If you implement a class with a custom `__eq__` method, you must
also implement a suitable `__hash__`, because you must always make
sure that if `a == b` is True then `hash(a) == hash(b)` is also True.
Otherwise you are breaking an invariant of the hash table algo‐
rithm, with the grave consequence that dicts and sets will not deal
reliably with your objects. If a custom `__eq__` depends on muta‐
ble state, then `__hash__` must raise `TypeError` with a message like
unhashable type: `'MyClass'`.

#### dicts have significant memory overhead
Because a `dict` uses a hash table internally, and hash tables must be sparse to work, they are not space efficient. 
Replacing dicts with tuples reduces the memory usage in two ways: by removing the overhead of one hash table per record and by not storing the field names again with each record.

#### Key search is very fast
The `dict` implementation is an example of trading space for time: dictionaries have significant memory overhead, but they provide fast access regardless of the size of the dictionary—as long as it fits in memory.

#### Key ordering depends on insertion order
When a hash collision happens, the second key ends up in a position that it would not normally occupy if it had been inserted first.

In [5]:
DIAL_CODES = [
     (86, 'China'),
     (91, 'India'),
     (1, 'United States'),
     (62, 'Indonesia'),
     (55, 'Brazil'),
     (92, 'Pakistan'),
     (880, 'Bangladesh'),
     (234, 'Nigeria'),
     (7, 'Russia'),
     (81, 'Japan'),
 ]
d1 = dict(DIAL_CODES)
print('d1:', d1.keys())


d1: dict_keys([86, 91, 1, 62, 55, 92, 880, 234, 7, 81])


In [6]:
d2 = dict(sorted(DIAL_CODES))
print('d2', d2.keys())

d2 dict_keys([1, 7, 55, 62, 81, 86, 91, 92, 234, 880])


In [7]:
d3 = dict(sorted(DIAL_CODES, key = lambda x:x[1]))
print('d3:', d3.keys())

d3: dict_keys([880, 55, 86, 91, 62, 81, 234, 92, 7, 1])


In [9]:
assert d1 == d2 and d2 == d3

1. **d1**: built from the tuples in descending order of country population.
2. **d2**: built from the tuples sorted by dial code.
3. **d3**: loaded with tuples sorted by country name.
4. The dictionaries compares equal, because they hold the same key:value pairs. 

#### Adding items may change the order of items.

When adding a new item to a dict, the interpreter may decide that the hash table needs to grow.

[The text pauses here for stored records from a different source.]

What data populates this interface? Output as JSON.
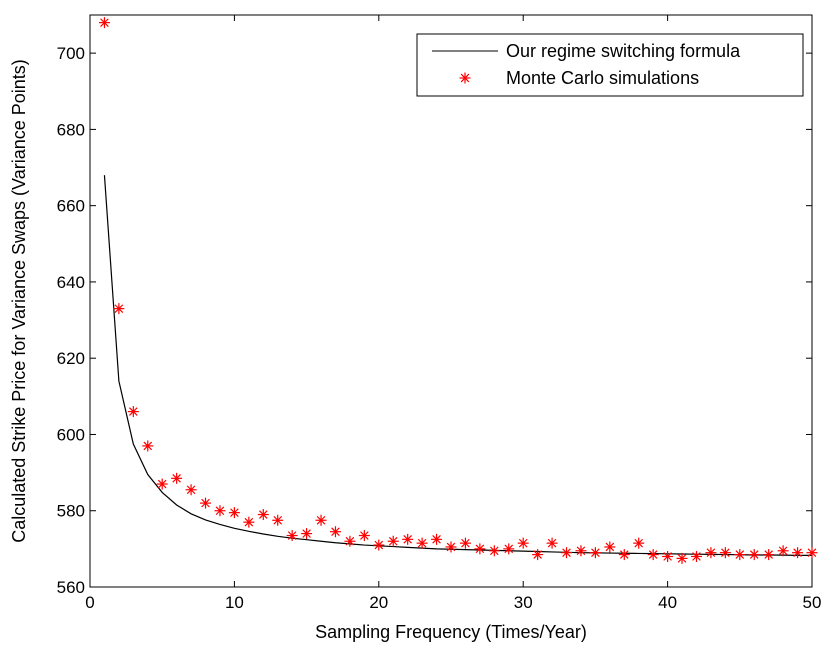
{
  "chart_data": {
    "type": "line",
    "title": "",
    "xlabel": "Sampling Frequency (Times/Year)",
    "ylabel": "Calculated Strike Price for Variance Swaps (Variance Points)",
    "xlim": [
      0,
      50
    ],
    "ylim": [
      560,
      710
    ],
    "xticks": [
      0,
      10,
      20,
      30,
      40,
      50
    ],
    "yticks": [
      560,
      580,
      600,
      620,
      640,
      660,
      680,
      700
    ],
    "grid": false,
    "legend_position": "top-right",
    "series": [
      {
        "name": "Our regime switching formula",
        "style": "line",
        "color": "#000000",
        "x": [
          1,
          2,
          3,
          4,
          5,
          6,
          7,
          8,
          9,
          10,
          11,
          12,
          13,
          14,
          15,
          16,
          17,
          18,
          19,
          20,
          21,
          22,
          23,
          24,
          25,
          26,
          27,
          28,
          29,
          30,
          31,
          32,
          33,
          34,
          35,
          36,
          37,
          38,
          39,
          40,
          41,
          42,
          43,
          44,
          45,
          46,
          47,
          48,
          49,
          50
        ],
        "y": [
          668,
          614,
          597.5,
          589.5,
          584.8,
          581.5,
          579.2,
          577.6,
          576.4,
          575.4,
          574.6,
          573.9,
          573.3,
          572.8,
          572.4,
          572.0,
          571.6,
          571.3,
          571.0,
          570.8,
          570.6,
          570.4,
          570.2,
          570.0,
          569.9,
          569.8,
          569.7,
          569.6,
          569.5,
          569.4,
          569.3,
          569.2,
          569.1,
          569.0,
          568.95,
          568.9,
          568.85,
          568.8,
          568.75,
          568.7,
          568.65,
          568.6,
          568.55,
          568.5,
          568.45,
          568.4,
          568.4,
          568.35,
          568.3,
          568.3
        ]
      },
      {
        "name": "Monte Carlo simulations",
        "style": "marker-star",
        "color": "#ff0000",
        "x": [
          1,
          2,
          3,
          4,
          5,
          6,
          7,
          8,
          9,
          10,
          11,
          12,
          13,
          14,
          15,
          16,
          17,
          18,
          19,
          20,
          21,
          22,
          23,
          24,
          25,
          26,
          27,
          28,
          29,
          30,
          31,
          32,
          33,
          34,
          35,
          36,
          37,
          38,
          39,
          40,
          41,
          42,
          43,
          44,
          45,
          46,
          47,
          48,
          49,
          50
        ],
        "y": [
          708,
          633,
          606,
          597,
          587,
          588.5,
          585.5,
          582,
          580,
          579.5,
          577,
          579,
          577.5,
          573.5,
          574,
          577.5,
          574.5,
          572,
          573.5,
          571,
          572,
          572.5,
          571.5,
          572.5,
          570.5,
          571.5,
          570,
          569.5,
          570,
          571.5,
          568.5,
          571.5,
          569,
          569.5,
          569,
          570.5,
          568.5,
          571.5,
          568.5,
          568,
          567.5,
          568,
          569,
          569,
          568.5,
          568.5,
          568.5,
          569.5,
          569,
          569
        ]
      }
    ]
  }
}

During this process, new hash collisions may happen, so the result is likely that the items are ordered differently in the new hash table. This is implementation dependent and cannot be predicted reliably. That is why modifying contents of a dict while iterating is a bad idea, because the dictionary may not scan all the items if in case python decides to reorder the hash table.

Thus, the correct way is to scan the dict from start to finish and collect the needed additions in second dict and update it with the first one when finished.

### How Sets Work

The `set` and `frozenset` types are also implemented using a hash table except that each bucket holds only a reference to the element.

1. Set elements must be hashable objects.
2. Sets have significant memory overhead.
3. Mmebership testing is very efficient.
4. Element ordering depends on insertion order.
5. Adding elements to a set may change the order of the other elements.